Laut der "Deutsche Depressionshilfe" erkrankt jeder fünfte Bundesbürger ein Mal im Leben an einer Depression.
Manager sind davon genauso betroffen wie Lehrer oder Erwerbslose. Auch Kinder oder ältere Menschen können an Depression erkranken.

Neben den Depressionen, gibt es viele weitere psychische Erkrankungen, die sehr oft dringliche medikamentöse aber vor allem therapeutische Hilfen bedarf.

Leider ist für eine schnelle Hilfe oft nicht gesorgt. Die Therapieeinrichtungen sind überfüllt und die Wartelisten gehen nicht selten über die 6 Monate hinaus.

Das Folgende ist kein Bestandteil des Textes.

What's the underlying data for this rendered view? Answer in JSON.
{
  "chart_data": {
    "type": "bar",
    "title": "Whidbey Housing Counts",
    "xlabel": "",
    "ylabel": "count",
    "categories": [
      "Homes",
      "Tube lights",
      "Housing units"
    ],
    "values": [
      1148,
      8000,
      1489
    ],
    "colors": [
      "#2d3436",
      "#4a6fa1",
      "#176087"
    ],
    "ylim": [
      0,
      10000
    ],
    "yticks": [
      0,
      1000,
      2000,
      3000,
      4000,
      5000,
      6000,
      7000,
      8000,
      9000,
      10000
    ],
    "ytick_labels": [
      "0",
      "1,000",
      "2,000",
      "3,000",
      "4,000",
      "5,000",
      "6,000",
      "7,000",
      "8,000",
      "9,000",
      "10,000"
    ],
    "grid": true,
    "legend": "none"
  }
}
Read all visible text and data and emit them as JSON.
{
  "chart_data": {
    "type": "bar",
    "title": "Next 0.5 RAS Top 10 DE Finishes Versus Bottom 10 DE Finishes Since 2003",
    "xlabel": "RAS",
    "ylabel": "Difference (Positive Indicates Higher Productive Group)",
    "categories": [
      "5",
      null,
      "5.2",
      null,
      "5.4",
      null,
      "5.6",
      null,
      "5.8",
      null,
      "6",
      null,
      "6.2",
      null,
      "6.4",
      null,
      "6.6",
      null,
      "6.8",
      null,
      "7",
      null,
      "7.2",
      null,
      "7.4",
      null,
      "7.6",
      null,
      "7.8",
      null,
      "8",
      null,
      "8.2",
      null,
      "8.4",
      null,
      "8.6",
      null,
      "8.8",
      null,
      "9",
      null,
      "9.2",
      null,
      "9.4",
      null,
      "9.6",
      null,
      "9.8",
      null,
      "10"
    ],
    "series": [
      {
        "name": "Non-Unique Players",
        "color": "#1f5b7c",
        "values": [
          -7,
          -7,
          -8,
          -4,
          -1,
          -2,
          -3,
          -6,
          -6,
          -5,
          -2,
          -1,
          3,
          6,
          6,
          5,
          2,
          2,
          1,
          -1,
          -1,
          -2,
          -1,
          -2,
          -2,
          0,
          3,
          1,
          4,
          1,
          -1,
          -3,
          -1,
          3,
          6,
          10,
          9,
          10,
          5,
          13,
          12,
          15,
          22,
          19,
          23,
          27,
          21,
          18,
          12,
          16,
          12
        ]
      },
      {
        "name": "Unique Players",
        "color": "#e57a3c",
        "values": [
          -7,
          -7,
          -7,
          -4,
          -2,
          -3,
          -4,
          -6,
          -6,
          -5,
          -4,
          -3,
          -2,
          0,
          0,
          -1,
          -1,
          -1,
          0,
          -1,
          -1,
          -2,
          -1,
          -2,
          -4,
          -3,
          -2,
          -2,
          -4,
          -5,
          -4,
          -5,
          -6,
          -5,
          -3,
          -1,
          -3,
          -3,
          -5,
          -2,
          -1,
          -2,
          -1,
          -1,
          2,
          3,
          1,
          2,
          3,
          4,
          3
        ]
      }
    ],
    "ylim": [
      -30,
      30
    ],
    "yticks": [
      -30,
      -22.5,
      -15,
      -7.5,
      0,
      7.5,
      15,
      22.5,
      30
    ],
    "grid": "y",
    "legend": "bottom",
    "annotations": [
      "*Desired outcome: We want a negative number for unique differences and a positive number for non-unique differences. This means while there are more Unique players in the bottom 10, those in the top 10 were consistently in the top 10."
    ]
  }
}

Um so erschreckender ist es, das es nach einer Anfrage der AfD-Fraktion Baden-Württemberg Asylbewerber hier einen Vorzug erhalten. Die 5 psychosozialen Zentren für Asylbewerber werden von der Landesregierung mit je
140. 000 Euro gefördert. Hier erhalten Asylbewerber 2x die Woche ohne Voranmeldung psychische Beratungs- und andere Hilfsangebote.

Dies weißt eine Diskriminierung an deutsche auf.
Sind die deutschen erkrankten Personen weniger wert? Können deren psychischen Belastungen nicht eine ähnliche oder gar schlimmere Belastung sein?
Wer wiegelt hier tatsächlich über die Dringlichkeit ab.

Deutschland braucht endlich eine flächendeckende Grundversorgung um gegen die Volkskrankheit Depression besser gerüstet zu sein und diese wesentlich schneller behandeln zu können.

Im Schnitt bringt sich alle 40 Sekunden ein Mensch um. (Pro Tag 2160)
Vielen Menschen hätte man hier bereits helfen können.

Weitere Infos erhalten Sie hier:
https://www.deutsche-depressionshilfe.de/
https://www.depression-diskussion.de/

Wenn Sie selbst depressiv sind, Selbstmord-Gedanken haben, kontaktieren Sie bitte umgehend die Telefonseelsorge (www.telefonseelsorge.de). Unter der kostenlosen Hotline 0800-1110111 oder 0800-1110222 erhalten Sie Hilfe von Beratern, die Auswege aus schwierigen Situationen aufzeigen können.
Oder wählen Sie den Notruf 110 / 112 !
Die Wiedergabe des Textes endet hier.